Tidak ragu lagi dalam hati Sang Hyang Pramesthi ketika melihat barisan itu. Ia tahu, bahwa mereka berjalan untuk menuju tempat sesembahan mereka, Lembu Andini, yang sekarang ada dalam kekuasaannya. Maka kemudian ia berniat untuk memperlihatkan kekuasaannya dengan mengendarai lembu Andini menghadang mereka.

Benarlah, mereka terheran, sesembahan mereka telah menjadi tunggangan. Belum lagi mereka berkata, terdengar Lembu Andini berbicara nyaring mendahului Hyang Pramesthi yang hendak berkata: “Para raja semuanya dan semua manusia yang ada di hadapanku. Ketahuilah, bahwa yang ada di punggungku ini adalah sebenar-benarnya yang pantas kalian sembah. Akulah sebenarnya yang menjadi pintu bagi kalian untuk menyembah pangeranmu yang sejati”.

Raja beserta rakyatnya terlihat ragu-ragu untuk mempercayai kata-kata Lembu Andini. Untuk meyakinkan mereka yang masih terbayang keraguan di mata mereka, Hyang Pramesthi kemudian kembali melayangkan aji pangabaran.
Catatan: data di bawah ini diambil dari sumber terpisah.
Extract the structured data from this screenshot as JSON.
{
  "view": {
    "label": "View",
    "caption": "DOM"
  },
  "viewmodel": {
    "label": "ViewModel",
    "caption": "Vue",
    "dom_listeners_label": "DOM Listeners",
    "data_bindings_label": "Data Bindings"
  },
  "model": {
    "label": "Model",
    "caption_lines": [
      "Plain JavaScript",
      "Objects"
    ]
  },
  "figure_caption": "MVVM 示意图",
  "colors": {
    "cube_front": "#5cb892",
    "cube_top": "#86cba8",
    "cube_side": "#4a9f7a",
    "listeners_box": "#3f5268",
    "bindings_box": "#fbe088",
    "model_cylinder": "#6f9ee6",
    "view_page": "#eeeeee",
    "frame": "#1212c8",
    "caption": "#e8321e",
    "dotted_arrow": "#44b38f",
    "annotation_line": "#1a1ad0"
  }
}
Terasa kemudian disekitar mereka menghembus desir hawa dingin yang teramat sangat membuat tubuh menggigil. Kekuatan mereka seakan terlolosi mengiring nyali mereka yang terasa miris.

“Duh gusti pangeraning bumi, maafkan hamba untuk segala kesalahan yang kami telah lakukan”.Demikianlah para raja tunduk minta pengampunan. “ Hamba kini ingin mengetahui nama paduka”. Salah satu dari para raja berkata dengan menghiba.

“Akulah Hyang Manik dengan dengan segala gelarku. Sekalian aku katakan, akulah yang pantas menjadi sesembahanmu dari sekalian manusia”. Setelah mengatakan demikian, maka

Hyang Manik menghilang tanpa jejak, yang disusul dengan bubarnya barisan para raja disertai rasa kekaguman.

Sesampai di Negara mereka, semua yang telah dialami diceritakan kepada segenap rakyatnya agar mulai saat ini semua manusia segala umur, besar kecil, menyembah Hyang Pramesthi sesuai dengan wangsit yang diterimaya.